• Be willing and able to provide written informed consent for the trial prior to any study specific procedures. The subject must also provide consent for correlative translational study.

• Male or female subjects who are ≥18 years of age on the day of signing the informed consent.

• Histologically or cytologically documented non-squamous NSCLC with completely resectable (Stage II-III) disease.

∙ Note: thick needle biopsy of endobronchial ultrasound (EBUS)/bronchoscopy is acceptable.

• Complete surgical resection of the primary NSCLC must be deemed achievable, as assessed by a multi-disciplinary team evaluation (which should include a thoracic surgeon, specialised in oncologic procedures).

• Performance status (ECOG) 0-1 at enrolment, with no deterioration over the previous 2 weeks prior to baseline or day of first dosing.

• Lung function test results allowing curative surgery by thoracic surgeon's assessment.

• Cardiac function by ECHO cardiography results allowing curative surgery by thoracic surgeon's assessment.

• Have adequate normal organ and marrow function, including the following:

‣ Absolute neutrophil count ≥1.5×109/L.

⁃ Platelet count ≥ 100×109/L.

⁃ Haemoglobin ≥ 9.0 g/dL. Note: The use of granulocyte colony stimulating factor (G-CSF) support, platelet transfusion and blood transfusions to meet these criteria is not permitted.

⁃ Alanine aminotransferase (ALT) and aspartate aminotransferase (AST) ≤2.5 times the upper limit of normal (ULN).

⁃ Total bilirubin (TBL) ≤1.5 times the ULN or for patients with documented/suspected Gilbert's disease, bilirubin ≤2 times the ULN.

⁃ Creatinine ≤1.5 times the ULN or creatinine clearance ≥50 mL/min (creatinine clearance can be measured or calculated by Cockcroft and Gault equation). If neoadjuvant chemotherapy is part of the neoadjuvant treatment regimen3, calculated creatinine clearance must be ≥60 mL/min.

• Body weight \>30 kg.

• Life expectancy of \>6 months prior to enrolment.

• A tumour which harbours one of the 2 common EGFR mutations known to be associated with EGFR-TKI sensitivity (Ex19del, L858R), either alone or in combination with other EGFR mutations (ie, T790M, G719X, S7681 and L861Q). Exon 20 insertion co-mutation are not permitted.

• Female patients who are not abstinent (in line with the preferred and usual lifestyle choice of the patient) and intend to be sexually active with a male partner must use highly effective contraceptive measures. Women of child-bearing potential must have a negative urine or serum pregnancy test within 72 hours prior to receiving the first dose of study medication.

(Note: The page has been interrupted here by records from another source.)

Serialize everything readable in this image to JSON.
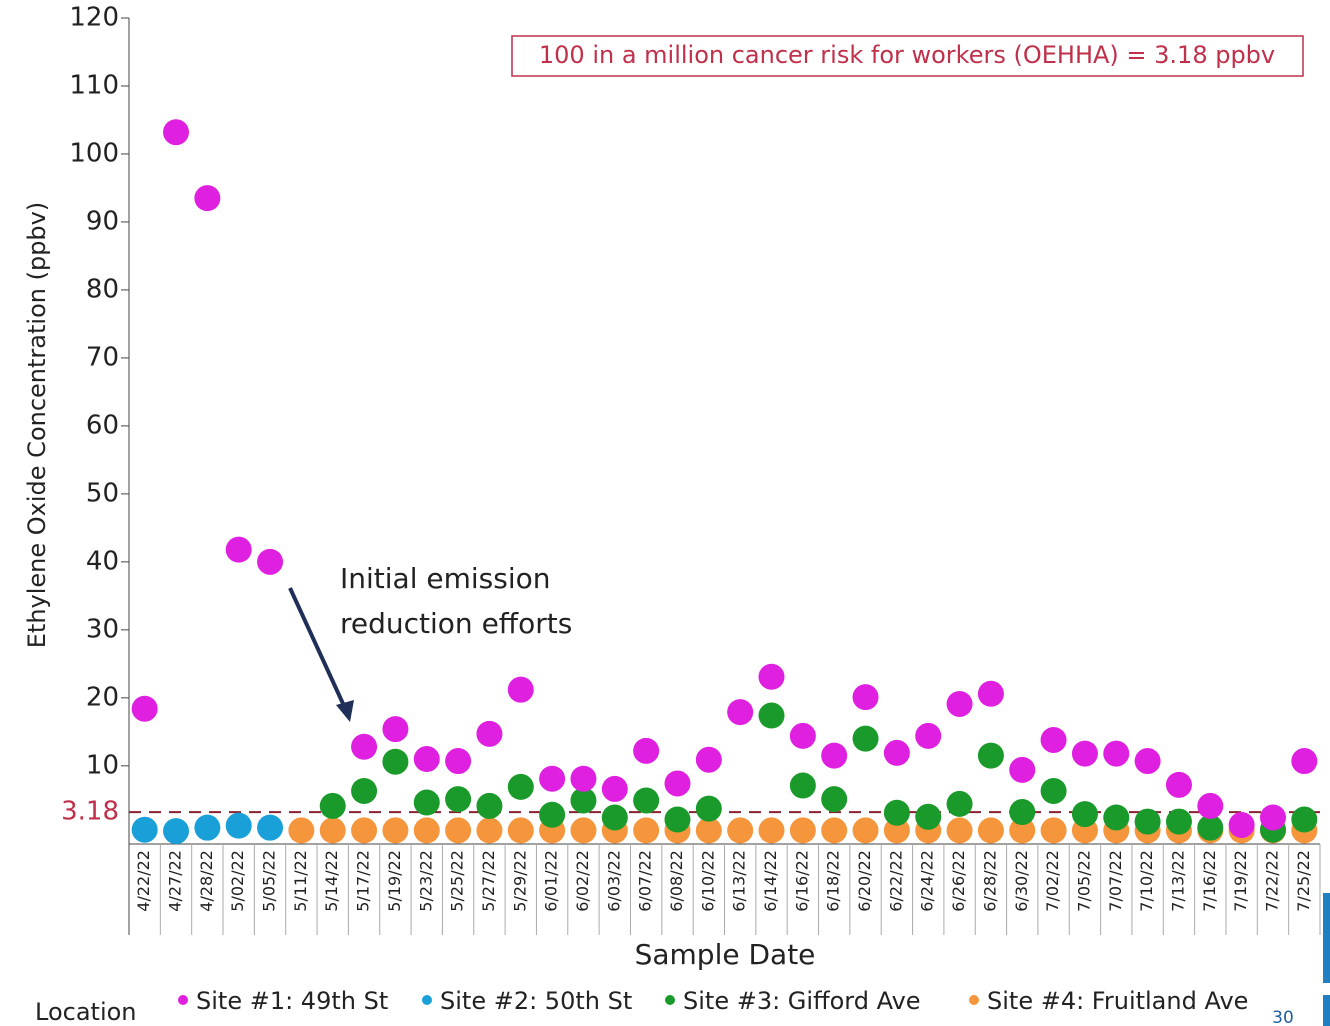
{
  "chart_data": {
    "type": "scatter",
    "y_label": "Ethylene Oxide Concentration (ppbv)",
    "x_label": "Sample Date",
    "annotation_box": "100 in a million cancer risk for workers (OEHHA) = 3.18 ppbv",
    "annotation_text": [
      "Initial emission",
      "reduction efforts"
    ],
    "reference_line": 3.18,
    "legend_title": "Location",
    "page_number": "30",
    "categories": [
      "4/22/22",
      "4/27/22",
      "4/28/22",
      "5/02/22",
      "5/05/22",
      "5/11/22",
      "5/14/22",
      "5/17/22",
      "5/19/22",
      "5/23/22",
      "5/25/22",
      "5/27/22",
      "5/29/22",
      "6/01/22",
      "6/02/22",
      "6/03/22",
      "6/07/22",
      "6/08/22",
      "6/10/22",
      "6/13/22",
      "6/14/22",
      "6/16/22",
      "6/18/22",
      "6/20/22",
      "6/22/22",
      "6/24/22",
      "6/26/22",
      "6/28/22",
      "6/30/22",
      "7/02/22",
      "7/05/22",
      "7/07/22",
      "7/10/22",
      "7/13/22",
      "7/16/22",
      "7/19/22",
      "7/22/22",
      "7/25/22"
    ],
    "series": [
      {
        "name": "Site #1: 49th St",
        "color": "#e020e0",
        "values": [
          18.4,
          103.2,
          93.5,
          41.8,
          40,
          null,
          null,
          12.8,
          15.4,
          11,
          10.7,
          14.7,
          21.2,
          8.1,
          8.1,
          6.6,
          12.2,
          7.4,
          10.9,
          17.9,
          23.1,
          14.4,
          11.5,
          20.1,
          11.9,
          14.4,
          19.1,
          20.6,
          9.4,
          13.8,
          11.8,
          11.8,
          10.7,
          7.2,
          4.1,
          1.3,
          2.4,
          10.7
        ]
      },
      {
        "name": "Site #2: 50th St",
        "color": "#1aa0d8",
        "values": [
          0.6,
          0.4,
          0.9,
          1.2,
          0.9,
          null,
          null,
          null,
          null,
          null,
          null,
          null,
          null,
          null,
          null,
          null,
          null,
          null,
          null,
          null,
          null,
          null,
          null,
          null,
          null,
          null,
          null,
          null,
          null,
          null,
          null,
          null,
          null,
          null,
          null,
          null,
          null,
          null
        ]
      },
      {
        "name": "Site #3: Gifford Ave",
        "color": "#1a9a2a",
        "values": [
          null,
          null,
          null,
          null,
          null,
          null,
          4.1,
          6.3,
          10.6,
          4.6,
          5.1,
          4.1,
          6.9,
          2.8,
          4.9,
          2.4,
          4.9,
          2.1,
          3.7,
          null,
          17.4,
          7.1,
          5.1,
          14,
          3.1,
          2.5,
          4.4,
          11.5,
          3.2,
          6.3,
          2.9,
          2.4,
          1.8,
          1.8,
          0.9,
          null,
          0.6,
          2.1
        ]
      },
      {
        "name": "Site #4: Fruitland Ave",
        "color": "#f5963c",
        "values": [
          null,
          null,
          null,
          null,
          null,
          0.5,
          0.5,
          0.5,
          0.5,
          0.5,
          0.5,
          0.5,
          0.5,
          0.5,
          0.5,
          0.5,
          0.5,
          0.5,
          0.5,
          0.5,
          0.5,
          0.5,
          0.5,
          0.5,
          0.5,
          0.5,
          0.5,
          0.5,
          0.5,
          0.5,
          0.5,
          0.5,
          0.5,
          0.5,
          0.5,
          0.5,
          0.5,
          0.5
        ]
      }
    ],
    "ylim": [
      -1.5,
      120
    ],
    "yticks": [
      10,
      20,
      30,
      40,
      50,
      60,
      70,
      80,
      90,
      100,
      110,
      120
    ]
  }
}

If the urine test is positive or cannot be confirmed as negative, a serum pregnancy test will be required prior to the first dose of any study treatment if they are of child-bearing potential; or must have evidence of non-child-bearing potential by fulfilling 1 of the following criteria at screening:

‣ Post-menopausal, defined as 50 years of age or more and amenorrhoeic for at least 12 months following cessation of all exogenous hormonal treatments.

⁃ Women under 50 years old would be considered as postmenopausal if they have been amenorrhoeic for 12 months or more following cessation of exogenous hormonal treatments and have luteinizing hormone (LH) and follicle-stimulating hormone (FSH) levels in the post-menopausal range for the institution.

⁃ Documentation of irreversible surgical sterilization by hysterectomy, bilateral oophorectomy or bilateral salpingectomy but not tubal ligation (Further information is available in Appendix B (Definition of Women of Childbearing Potential and Acceptable Contraceptive Methods).

• Male patients must be willing to use barrier contraception.